Amy knows there will be bumps along the way, haunting reminders.

"We did a long run actually on the marathon course. It was very difficult, I was running very slow, I was running by myself. So I'm feeling very emotional. I'm thinking I don't have another mile in me, and I look up, and I see the banner, they placed banners around town, one in honor of each person that was killed. And I look up and I see a banner for Victoria Texter, my boss, my mentor, an incredible woman, and I look up and I see her banner.  She had a son, and he lost his mom. That pain goes on forever, that pain of me running this marathon is temporary. I thought okay, dig in, you can do this," says Amy.

"Our credit union sponsors a water stop at the five mile mark.
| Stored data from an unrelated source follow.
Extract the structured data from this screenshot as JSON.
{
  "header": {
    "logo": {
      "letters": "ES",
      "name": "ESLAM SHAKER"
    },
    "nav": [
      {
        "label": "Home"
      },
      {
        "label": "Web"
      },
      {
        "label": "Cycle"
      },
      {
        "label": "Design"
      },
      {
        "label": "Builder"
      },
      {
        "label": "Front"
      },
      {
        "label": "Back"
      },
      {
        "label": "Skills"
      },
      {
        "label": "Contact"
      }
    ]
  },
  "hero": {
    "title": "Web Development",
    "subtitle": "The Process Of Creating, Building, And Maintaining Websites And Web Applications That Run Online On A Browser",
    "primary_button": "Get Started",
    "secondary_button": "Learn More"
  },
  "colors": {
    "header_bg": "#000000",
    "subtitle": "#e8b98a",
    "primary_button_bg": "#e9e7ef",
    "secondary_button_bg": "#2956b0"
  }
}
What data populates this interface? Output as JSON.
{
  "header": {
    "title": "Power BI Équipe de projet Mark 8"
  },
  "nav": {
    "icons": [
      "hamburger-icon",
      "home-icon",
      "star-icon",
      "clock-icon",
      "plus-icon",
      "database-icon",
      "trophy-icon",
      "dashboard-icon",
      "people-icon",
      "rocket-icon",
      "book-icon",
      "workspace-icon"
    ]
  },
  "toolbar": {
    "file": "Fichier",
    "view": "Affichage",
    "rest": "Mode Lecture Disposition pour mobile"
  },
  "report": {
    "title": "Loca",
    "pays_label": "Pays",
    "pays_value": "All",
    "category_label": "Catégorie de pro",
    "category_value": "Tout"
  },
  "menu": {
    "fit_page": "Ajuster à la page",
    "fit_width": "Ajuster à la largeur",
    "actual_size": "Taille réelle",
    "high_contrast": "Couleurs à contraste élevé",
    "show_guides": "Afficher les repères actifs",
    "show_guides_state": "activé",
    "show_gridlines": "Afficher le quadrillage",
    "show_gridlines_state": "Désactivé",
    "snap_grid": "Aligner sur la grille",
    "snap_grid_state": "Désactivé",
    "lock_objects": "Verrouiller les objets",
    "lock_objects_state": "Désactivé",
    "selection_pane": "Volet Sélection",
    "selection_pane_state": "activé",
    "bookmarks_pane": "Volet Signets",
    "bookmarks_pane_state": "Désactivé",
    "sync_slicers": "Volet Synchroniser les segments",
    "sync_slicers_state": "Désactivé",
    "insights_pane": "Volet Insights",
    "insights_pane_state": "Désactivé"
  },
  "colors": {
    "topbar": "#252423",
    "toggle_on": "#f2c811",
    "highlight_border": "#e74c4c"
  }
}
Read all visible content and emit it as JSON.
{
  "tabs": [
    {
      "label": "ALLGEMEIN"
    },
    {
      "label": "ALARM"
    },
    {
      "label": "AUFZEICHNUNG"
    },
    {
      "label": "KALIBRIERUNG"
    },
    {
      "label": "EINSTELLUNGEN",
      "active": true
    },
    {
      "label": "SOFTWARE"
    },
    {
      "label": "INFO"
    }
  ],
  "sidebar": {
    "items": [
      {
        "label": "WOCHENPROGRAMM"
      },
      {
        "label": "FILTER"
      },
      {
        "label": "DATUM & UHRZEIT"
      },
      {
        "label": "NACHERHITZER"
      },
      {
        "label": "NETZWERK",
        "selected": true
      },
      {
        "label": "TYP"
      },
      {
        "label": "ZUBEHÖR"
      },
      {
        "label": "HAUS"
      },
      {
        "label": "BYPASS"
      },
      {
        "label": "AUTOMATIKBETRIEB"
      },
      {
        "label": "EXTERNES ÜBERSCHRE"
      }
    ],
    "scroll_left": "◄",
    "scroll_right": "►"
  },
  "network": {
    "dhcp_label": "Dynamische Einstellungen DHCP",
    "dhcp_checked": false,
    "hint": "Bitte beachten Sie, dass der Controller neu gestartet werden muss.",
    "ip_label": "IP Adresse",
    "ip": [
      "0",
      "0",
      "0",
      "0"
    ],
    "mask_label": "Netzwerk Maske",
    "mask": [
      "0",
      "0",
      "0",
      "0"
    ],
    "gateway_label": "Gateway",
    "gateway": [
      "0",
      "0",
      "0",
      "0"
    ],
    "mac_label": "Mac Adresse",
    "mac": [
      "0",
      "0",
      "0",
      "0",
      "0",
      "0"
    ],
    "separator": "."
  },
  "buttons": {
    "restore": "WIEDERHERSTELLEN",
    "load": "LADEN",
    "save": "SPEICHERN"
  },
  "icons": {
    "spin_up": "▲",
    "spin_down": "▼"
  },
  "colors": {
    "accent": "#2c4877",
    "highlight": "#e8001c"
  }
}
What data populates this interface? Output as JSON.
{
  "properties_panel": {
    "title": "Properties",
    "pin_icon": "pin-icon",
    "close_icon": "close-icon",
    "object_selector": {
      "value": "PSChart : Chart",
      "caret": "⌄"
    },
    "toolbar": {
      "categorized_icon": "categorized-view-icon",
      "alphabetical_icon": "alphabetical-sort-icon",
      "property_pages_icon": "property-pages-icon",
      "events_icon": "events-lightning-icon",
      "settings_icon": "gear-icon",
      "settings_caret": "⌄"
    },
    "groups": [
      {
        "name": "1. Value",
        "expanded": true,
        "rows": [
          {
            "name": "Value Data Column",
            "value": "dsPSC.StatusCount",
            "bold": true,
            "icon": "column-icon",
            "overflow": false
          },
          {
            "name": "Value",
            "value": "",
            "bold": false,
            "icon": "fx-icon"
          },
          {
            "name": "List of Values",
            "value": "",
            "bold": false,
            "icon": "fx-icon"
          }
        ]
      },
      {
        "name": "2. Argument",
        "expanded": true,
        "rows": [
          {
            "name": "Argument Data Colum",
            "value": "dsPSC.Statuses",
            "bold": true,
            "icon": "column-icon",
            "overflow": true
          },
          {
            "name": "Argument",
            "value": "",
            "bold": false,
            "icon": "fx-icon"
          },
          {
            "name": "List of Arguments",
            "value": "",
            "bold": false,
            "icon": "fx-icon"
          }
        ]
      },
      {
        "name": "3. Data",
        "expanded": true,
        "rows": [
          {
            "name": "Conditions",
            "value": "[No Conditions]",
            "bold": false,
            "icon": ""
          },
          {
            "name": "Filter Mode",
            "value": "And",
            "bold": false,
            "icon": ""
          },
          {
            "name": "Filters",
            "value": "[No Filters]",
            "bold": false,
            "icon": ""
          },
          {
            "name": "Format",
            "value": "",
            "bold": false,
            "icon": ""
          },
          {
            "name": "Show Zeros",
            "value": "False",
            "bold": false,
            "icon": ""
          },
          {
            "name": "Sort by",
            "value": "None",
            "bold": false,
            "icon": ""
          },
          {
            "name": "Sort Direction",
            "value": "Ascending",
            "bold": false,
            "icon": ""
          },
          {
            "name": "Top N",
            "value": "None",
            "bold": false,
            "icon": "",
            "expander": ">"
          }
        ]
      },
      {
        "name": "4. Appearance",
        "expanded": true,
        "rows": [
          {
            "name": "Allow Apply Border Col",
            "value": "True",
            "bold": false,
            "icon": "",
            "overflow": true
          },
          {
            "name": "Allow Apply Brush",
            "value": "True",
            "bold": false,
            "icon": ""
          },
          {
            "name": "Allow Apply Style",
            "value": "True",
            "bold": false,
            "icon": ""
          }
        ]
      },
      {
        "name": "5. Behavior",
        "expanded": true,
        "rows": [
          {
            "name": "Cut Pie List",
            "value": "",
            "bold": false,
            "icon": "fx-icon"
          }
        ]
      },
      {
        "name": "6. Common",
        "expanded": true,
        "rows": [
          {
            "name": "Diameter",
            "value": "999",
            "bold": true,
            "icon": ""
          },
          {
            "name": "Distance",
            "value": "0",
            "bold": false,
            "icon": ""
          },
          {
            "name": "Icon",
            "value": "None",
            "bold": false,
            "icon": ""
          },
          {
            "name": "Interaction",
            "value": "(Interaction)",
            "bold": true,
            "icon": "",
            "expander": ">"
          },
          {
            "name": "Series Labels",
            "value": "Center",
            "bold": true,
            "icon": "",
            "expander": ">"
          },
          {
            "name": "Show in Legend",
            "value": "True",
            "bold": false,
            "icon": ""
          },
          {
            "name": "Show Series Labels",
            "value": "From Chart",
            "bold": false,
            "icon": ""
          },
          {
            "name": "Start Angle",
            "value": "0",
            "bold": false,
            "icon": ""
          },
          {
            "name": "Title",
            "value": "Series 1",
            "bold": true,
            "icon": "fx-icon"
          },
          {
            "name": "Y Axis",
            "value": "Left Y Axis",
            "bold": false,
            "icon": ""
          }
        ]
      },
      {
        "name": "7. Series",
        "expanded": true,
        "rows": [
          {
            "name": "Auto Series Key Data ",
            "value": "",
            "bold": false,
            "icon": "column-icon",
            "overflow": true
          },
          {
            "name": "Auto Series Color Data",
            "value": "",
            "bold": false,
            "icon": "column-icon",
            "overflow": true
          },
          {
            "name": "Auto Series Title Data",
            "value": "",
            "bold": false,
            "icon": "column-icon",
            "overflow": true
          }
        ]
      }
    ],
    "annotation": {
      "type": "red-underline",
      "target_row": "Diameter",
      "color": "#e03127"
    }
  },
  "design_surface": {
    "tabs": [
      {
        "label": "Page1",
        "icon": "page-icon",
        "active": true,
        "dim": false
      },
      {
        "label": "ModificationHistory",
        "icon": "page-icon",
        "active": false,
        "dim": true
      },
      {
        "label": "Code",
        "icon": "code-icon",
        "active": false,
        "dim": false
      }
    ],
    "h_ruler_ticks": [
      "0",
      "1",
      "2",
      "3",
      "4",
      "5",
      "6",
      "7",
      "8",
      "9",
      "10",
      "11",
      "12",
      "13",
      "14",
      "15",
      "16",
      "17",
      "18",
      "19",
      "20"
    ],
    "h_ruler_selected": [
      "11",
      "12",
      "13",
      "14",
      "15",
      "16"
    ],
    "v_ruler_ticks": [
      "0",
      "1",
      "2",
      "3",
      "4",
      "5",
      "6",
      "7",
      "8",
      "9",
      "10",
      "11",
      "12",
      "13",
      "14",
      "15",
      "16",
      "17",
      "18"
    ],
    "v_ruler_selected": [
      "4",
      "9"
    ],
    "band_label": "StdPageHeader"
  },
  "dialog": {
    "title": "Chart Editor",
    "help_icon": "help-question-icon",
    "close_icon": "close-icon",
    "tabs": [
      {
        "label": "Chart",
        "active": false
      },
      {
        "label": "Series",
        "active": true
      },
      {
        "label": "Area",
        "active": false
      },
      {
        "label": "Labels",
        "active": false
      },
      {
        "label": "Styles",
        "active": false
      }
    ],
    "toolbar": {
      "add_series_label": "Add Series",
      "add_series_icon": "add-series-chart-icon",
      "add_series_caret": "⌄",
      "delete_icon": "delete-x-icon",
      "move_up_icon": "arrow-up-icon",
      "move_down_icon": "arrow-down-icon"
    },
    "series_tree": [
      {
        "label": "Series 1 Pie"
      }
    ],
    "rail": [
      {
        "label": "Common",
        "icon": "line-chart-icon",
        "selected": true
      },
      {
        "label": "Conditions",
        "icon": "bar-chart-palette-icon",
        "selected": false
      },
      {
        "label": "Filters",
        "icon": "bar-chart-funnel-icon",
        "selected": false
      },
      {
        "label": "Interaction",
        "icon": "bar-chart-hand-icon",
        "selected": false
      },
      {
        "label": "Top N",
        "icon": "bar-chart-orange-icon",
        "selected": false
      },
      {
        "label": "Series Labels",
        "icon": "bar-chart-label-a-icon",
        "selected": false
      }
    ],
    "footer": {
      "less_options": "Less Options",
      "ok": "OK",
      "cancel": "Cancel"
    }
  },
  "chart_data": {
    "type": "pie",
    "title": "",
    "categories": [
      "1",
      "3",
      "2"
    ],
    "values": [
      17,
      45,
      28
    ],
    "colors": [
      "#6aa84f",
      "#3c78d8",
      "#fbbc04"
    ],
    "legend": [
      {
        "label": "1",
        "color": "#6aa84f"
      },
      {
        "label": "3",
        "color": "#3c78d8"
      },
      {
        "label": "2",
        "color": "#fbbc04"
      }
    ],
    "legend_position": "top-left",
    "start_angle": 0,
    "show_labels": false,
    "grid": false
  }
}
And 2 of our volunteers this year are actually the 2- and 3-year-old baby girls that are now beautiful teenagers, that were daughters of my best friend."

Spring time is perfect for running.  But for Amy and her co-workers, now in a new building, with a new name, Allegiance Credit Union, complete with a fountain and garden dedicated to the 18 people who died, spring is a time of remembrance, and reflection.

"Something within you, spring days, the redbuds are blooming and the trees are leafing out, it just stirs something within you and this time of year is difficult," explains Amy. "I think the running has helped give me a focus, this training has given me a little bit of a focus and maybe taken the edge off this year.  I want the family members of those that we lost to know that we have not forgotten them, they are not forgotten."

Amy Petty did have a child, a son, now ten.  The Memorial Marathon, Run to Remember, is April 25th, through Oklahoma City.